By Laura Townsend
Politics should be welcome in the classroom. It can often feel overwhelming (and even impossible) to stay on top of the rapidity of news coming from the White House and beyond. Classroom conversation offers a chance for students to develop a comprehensive understanding of current events while letting them engage with students outside of their usual friend group. Many students are struggling to maintain a healthy mindset in these times, and safe, guided conversation is a way for them to express themselves and release emotion. At the same time, a diverse classroom discussion opens their minds to points of view and experiences that they may not have considered before.
Every Tuesday evening, I sit at a large conference table with 15 or so fellow students and discuss politics. This is not a school club or organization. It is a playwriting class. It is a playwriting class that is not politically focused. Still, our professor sets aside 45 minutes of our three-hour class to provide us with a safe and inclusive atmosphere to discuss a political world that we are all struggling to understand. I look forward to this 45-minute discussion every week. The discussion gives me the opportunity to ask questions, to think deeply about issues that have been weighing down my conscious, and to hear how other students are coping with and responding to today’s world. Sometimes, the professor relates the political conversation to theater and playwriting. Other times, the conversation moves far beyond the subject of our class. Either way, we leave having gained insight from our classmates and prepared to face the world for another week.

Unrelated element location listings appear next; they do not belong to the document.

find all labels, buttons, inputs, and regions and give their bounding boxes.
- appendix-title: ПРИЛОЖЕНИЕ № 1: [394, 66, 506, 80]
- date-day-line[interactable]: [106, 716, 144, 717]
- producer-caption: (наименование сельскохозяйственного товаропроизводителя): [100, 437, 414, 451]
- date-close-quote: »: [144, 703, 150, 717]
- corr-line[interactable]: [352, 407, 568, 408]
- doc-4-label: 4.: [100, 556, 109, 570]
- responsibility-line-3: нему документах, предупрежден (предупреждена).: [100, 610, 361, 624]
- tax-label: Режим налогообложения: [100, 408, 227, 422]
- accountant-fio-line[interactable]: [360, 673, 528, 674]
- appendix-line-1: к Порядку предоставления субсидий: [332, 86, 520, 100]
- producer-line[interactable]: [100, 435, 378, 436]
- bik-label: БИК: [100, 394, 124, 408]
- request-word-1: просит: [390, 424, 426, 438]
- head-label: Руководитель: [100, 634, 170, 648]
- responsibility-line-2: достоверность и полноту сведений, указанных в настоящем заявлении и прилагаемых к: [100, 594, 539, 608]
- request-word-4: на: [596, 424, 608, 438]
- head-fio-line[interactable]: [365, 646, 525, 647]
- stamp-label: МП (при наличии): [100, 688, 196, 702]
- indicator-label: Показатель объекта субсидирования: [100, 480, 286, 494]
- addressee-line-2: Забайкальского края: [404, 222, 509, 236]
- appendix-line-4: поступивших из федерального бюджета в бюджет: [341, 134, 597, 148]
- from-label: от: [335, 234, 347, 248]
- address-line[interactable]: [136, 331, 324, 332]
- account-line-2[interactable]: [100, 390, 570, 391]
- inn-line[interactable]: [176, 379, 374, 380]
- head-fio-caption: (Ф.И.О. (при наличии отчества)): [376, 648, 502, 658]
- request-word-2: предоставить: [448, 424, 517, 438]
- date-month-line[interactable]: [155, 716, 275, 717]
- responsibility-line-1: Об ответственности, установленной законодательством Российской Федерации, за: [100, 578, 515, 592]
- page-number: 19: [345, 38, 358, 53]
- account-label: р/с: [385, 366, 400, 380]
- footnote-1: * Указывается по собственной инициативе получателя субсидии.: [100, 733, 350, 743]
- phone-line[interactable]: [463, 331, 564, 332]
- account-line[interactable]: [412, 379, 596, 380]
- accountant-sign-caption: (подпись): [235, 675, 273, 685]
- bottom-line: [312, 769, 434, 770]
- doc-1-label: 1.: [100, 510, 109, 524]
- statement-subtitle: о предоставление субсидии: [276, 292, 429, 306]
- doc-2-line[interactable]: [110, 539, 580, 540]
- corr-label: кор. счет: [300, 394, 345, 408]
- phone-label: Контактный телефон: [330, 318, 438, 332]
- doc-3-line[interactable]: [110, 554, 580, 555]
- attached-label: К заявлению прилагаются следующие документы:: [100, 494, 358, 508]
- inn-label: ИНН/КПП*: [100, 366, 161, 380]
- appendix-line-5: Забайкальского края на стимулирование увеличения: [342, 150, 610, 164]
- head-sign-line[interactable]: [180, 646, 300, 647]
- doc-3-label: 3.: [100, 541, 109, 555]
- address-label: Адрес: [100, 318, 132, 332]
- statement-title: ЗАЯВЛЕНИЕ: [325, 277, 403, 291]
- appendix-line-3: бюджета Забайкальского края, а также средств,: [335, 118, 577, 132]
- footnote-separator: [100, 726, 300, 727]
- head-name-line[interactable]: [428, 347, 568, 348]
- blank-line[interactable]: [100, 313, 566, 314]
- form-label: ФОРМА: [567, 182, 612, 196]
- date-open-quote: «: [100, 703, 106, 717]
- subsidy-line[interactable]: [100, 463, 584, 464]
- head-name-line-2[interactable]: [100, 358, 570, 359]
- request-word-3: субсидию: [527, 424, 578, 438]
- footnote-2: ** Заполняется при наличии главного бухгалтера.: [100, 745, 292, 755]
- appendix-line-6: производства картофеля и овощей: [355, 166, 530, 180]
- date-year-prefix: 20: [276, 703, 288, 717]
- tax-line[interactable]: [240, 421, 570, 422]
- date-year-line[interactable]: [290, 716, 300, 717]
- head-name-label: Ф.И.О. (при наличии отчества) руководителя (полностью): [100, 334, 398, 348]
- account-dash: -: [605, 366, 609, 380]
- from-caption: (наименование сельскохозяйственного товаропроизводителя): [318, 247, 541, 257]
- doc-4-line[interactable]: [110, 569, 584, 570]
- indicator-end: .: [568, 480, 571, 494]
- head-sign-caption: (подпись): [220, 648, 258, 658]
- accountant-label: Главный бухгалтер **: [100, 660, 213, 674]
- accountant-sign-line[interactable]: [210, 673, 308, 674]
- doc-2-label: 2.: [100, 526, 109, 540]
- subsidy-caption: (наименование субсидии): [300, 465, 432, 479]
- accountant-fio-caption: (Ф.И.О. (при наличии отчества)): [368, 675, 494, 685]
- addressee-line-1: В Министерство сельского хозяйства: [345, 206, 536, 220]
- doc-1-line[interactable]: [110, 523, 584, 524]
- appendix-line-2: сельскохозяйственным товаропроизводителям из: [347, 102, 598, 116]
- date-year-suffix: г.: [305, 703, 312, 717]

My fellow students in this playwriting class have made me feel supported and given me strength to keep standing up for my beliefs. I have learned to listen to others and to learn from them. Listening, just listening, is integral to progress, and it is a skill that must be practiced. It is far too easy to shut our ears to different experiences and opinions, but when we learn to listen to each other, we are provided with tools that can help us make our country inclusive for all. Classroom discussions have taught me the importance of listening and the value of support.

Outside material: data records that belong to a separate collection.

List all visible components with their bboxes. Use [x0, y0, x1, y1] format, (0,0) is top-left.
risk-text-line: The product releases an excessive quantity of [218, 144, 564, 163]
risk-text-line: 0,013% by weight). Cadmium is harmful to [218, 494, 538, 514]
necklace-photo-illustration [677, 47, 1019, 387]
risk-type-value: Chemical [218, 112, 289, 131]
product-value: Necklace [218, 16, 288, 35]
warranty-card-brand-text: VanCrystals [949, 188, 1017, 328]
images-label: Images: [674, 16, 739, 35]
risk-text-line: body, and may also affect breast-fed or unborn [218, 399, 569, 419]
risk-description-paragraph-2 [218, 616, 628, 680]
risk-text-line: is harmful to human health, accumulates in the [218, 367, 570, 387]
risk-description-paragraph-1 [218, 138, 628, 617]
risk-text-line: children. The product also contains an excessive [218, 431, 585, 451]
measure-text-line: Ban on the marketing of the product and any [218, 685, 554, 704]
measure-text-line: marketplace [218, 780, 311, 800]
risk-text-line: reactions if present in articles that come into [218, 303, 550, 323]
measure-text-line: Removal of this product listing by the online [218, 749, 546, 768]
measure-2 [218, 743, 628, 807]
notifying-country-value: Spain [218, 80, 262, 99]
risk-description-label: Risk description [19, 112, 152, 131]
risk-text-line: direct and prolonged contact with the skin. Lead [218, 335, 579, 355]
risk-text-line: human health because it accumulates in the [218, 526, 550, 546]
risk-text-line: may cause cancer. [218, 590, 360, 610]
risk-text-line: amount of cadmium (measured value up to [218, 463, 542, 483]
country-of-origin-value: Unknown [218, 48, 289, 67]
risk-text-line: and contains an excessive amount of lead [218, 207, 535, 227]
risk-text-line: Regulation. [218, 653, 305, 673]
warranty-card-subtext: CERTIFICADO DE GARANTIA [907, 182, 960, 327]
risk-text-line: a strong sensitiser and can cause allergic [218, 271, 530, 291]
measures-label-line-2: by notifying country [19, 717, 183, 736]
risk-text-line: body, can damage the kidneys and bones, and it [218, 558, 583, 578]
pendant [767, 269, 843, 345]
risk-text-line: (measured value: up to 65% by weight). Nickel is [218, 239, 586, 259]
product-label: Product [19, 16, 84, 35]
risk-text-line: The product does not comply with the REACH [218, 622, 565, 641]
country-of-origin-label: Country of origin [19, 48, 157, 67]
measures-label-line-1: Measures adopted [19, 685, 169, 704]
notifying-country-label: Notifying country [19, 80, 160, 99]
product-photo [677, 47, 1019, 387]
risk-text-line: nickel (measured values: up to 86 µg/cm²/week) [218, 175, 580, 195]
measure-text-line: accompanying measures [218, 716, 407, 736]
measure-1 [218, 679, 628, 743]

Having a professor to facilitate the conversation, to keep it welcoming and productive, is another asset to including politics in the class agenda. Simply having a mentor who tells us that our voices are important, that our opinions matter equally, gives us confidence and courage to face each new day. We are also able to learn how current events are important to the subject of the class. I wrote a piece last week on the importance of theater in politics, an article I could not have written without the knowledge gained from classroom conversation. Current events relate in some way to a plethora of subjects, from theater to biology.
Learning is meant to prepare us for the world. A wide range of knowledge will prepare us not only for our careers, but for our everyday lives. Students need to be given a space to learn from each other, express themselves, and gain new tools to face a politically heated atmosphere with confidence and an ability to listen. Welcoming politics into the classroom can do just that.